As you see each child as an individual, they will feel understood. They will learn from you that the blame game isn’t part of your home and they will learn the other doesn’t need to be resented.
Limit the stress in the home.
In today’s fast-paced society, our kids can feel as though they are stuck in a continuous hurricane of events. As the stress levels rise, the arguing and quarrelling escalades. If a home is in a constant rushing state, the children will learn to deal with life defensively.
Very often kids fight because they lack attention from their parents. If you can take 15 to 20 minutes out of your busy schedule to spend quality one-on-one time with each child individually, you will communicate to them that they don’t need to fight for your attention and you will fill their love tanks.
Watching your tone of voice as you talk to your kids, your spouse, or even your friends on the phone can play a big role in setting up the home for less stress.
Make sure your kids get enough sleep. Tired minds can’t handle conflict and problem-solving well. Even as adults, we let unkind words fly much more easily when we are exhausted from a long day of work. When your kids get proper rest, they have the mental capacity to reason and play well if they so choose.
You can’t erase all stress from life, but there are stressors you can control. Find out what works for your home and work toward creating an environment in which your kids feel safe, secure, and understood.
Practice conflict resolution in your home.
When problems arise, it’s so tempting to quickly blame the most mischievous one or even sweep the issues under the carpet. History tells us that neither method solves anything but makes the problem worse in the long run.
Facing the problem is the first step in conflict resolution. Acknowledging that there is disappointment or anger will make the child feel heard. Avoid blaming or name calling.

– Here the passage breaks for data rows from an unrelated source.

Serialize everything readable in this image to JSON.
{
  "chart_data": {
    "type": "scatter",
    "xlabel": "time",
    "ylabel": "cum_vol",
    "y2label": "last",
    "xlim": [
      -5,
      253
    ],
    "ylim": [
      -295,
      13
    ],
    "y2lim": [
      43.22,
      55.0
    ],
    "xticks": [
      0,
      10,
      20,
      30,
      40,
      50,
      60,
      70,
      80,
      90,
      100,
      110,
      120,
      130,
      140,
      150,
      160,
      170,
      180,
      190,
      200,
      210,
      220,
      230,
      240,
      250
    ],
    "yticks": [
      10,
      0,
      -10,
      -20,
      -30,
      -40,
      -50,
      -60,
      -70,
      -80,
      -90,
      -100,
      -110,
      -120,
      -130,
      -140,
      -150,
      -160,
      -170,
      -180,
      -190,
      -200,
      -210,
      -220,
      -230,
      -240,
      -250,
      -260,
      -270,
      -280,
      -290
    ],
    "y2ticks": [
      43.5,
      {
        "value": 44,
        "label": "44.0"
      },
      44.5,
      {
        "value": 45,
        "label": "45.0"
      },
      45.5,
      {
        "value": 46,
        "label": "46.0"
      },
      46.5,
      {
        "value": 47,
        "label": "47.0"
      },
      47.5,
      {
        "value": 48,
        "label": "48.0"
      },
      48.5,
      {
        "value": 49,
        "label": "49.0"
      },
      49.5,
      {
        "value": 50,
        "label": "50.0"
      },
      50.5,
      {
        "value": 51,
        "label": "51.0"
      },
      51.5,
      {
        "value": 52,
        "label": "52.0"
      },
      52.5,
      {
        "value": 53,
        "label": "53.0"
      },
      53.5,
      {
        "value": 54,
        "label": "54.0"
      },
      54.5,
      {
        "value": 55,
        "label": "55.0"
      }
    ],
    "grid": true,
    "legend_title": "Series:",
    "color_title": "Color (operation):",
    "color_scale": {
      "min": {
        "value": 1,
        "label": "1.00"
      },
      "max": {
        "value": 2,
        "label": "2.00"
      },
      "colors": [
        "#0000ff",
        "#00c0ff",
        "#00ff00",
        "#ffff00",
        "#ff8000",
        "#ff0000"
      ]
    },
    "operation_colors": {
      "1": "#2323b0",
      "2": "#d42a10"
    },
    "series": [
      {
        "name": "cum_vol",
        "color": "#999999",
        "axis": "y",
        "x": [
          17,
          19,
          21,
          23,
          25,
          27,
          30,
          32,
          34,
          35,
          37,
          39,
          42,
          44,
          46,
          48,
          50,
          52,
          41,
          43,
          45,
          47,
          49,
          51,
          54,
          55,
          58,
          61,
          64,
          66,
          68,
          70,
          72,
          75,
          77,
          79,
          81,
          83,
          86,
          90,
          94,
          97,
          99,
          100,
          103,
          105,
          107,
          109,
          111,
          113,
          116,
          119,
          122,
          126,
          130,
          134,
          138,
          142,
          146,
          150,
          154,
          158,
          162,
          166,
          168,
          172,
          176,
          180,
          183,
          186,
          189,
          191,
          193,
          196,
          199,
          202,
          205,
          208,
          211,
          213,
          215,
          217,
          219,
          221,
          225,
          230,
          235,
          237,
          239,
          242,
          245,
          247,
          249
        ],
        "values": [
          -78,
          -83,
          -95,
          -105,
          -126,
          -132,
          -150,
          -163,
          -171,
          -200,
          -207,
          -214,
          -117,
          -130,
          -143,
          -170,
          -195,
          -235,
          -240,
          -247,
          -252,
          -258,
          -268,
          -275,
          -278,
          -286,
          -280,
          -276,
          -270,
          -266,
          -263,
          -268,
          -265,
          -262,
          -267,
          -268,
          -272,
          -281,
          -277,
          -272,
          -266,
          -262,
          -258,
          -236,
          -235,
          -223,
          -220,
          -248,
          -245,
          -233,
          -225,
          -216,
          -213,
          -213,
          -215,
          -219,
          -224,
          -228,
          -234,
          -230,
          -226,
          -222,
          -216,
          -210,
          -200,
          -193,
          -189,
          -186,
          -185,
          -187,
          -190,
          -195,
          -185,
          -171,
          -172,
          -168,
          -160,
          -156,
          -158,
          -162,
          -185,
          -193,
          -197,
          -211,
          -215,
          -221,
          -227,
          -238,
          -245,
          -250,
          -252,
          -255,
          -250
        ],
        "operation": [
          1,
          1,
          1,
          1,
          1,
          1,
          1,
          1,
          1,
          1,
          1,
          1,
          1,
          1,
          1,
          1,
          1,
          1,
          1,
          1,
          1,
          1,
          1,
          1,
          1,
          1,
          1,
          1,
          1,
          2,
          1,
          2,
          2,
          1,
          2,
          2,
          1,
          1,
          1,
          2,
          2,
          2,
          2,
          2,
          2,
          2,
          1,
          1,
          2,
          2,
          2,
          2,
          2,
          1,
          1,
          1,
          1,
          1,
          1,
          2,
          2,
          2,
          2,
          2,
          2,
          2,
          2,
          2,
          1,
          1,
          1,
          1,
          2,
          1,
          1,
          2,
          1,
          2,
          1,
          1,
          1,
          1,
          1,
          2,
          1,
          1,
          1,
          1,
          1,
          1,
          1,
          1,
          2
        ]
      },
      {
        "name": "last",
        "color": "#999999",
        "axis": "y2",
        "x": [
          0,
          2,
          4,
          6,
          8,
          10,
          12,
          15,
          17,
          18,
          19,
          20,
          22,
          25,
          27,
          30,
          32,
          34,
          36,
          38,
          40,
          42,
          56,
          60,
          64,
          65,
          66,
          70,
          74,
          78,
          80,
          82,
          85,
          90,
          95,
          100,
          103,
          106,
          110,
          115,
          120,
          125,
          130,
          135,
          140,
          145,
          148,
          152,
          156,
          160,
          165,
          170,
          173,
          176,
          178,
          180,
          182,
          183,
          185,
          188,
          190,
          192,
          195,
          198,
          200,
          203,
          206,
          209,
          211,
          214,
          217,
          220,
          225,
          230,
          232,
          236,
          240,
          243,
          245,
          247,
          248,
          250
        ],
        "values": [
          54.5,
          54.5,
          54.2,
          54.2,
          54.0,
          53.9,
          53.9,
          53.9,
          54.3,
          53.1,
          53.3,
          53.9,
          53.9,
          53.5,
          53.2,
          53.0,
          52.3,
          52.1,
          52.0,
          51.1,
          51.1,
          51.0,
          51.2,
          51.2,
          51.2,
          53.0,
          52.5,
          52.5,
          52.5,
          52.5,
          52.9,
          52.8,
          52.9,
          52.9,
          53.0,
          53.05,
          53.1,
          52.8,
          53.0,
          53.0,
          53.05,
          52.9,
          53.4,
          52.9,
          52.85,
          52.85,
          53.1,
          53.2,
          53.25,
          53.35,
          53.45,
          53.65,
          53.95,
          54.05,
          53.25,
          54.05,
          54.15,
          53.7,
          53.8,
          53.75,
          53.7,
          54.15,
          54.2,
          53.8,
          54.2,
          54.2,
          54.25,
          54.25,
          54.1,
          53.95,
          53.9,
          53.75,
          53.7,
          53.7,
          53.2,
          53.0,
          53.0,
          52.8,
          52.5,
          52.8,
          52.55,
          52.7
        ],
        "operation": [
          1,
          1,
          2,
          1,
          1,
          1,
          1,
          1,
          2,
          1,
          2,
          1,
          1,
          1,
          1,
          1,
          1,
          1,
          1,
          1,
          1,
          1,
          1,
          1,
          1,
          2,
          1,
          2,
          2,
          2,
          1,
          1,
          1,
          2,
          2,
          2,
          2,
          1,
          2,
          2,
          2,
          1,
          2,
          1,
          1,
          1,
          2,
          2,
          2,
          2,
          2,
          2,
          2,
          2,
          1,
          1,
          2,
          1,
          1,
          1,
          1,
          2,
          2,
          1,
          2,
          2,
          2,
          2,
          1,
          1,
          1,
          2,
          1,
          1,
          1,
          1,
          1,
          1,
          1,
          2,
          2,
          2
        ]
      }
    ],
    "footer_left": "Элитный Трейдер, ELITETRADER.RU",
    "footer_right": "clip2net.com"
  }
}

Step two is to work out the conflict. Let’s have a look at the following scenario.
A child is sitting on the floor and his sibling approaches and yanks the toy from him. He screams with great distress. To him, it’s the end of his world.
You can train your kids to use different conflict resolution techniques. Communication is key in conflict resolution. In this situation, you can teach him to tell an adult what has happened. This trains him to go for help when he is in trouble rather than blindly trying to figure out life on his own. If the kids are older, you can teach them to talk about the problem respectfully.
In any case, if you as the parent approach the crisis with the mindset that there’s always a solution, your kids will learn over time that they can dissolve their disagreements together.
Encourage your kids to forgive each other and bond.
Along with Please, Thank-you, I love you, and I’m sorry, every home should practice the words, “I forgive you!”
Forgiveness doesn’t mean that the other person has not wronged you, but it releases you from the binds of resentment. As your kids learn how to forgive, they learn to give up grudges against others who have wronged them. They learn to move on in life rather than stay stuck with hatred and bitterness. (10 Ways to Teach Your Children How to Forgive )
If your kids can see the other sibling isn’t as bad as they thought, they can actually begin to see the good in them. As they grow in respect toward the other’s boundaries, they will gain trust with each other.
When trust and respect grow together, siblings become bonded for life.
Conflict with proper guidance creates tenacious relationship builders.
The principles you teach your children as they learn problem solving in your home prepare them for their future relationships. It so vitally important for our kids to be properly guided in conflict resolution and respect; kids become adults.
Your consistency in intentional training is bound to be rewarded as your kids learn to develop close relationships with you and each other.
Don’t be afraid to step in and be the parent. Use your authority with grace and wisdom. Your kids believe you are their hero and long for your attention. Give freely without holding back.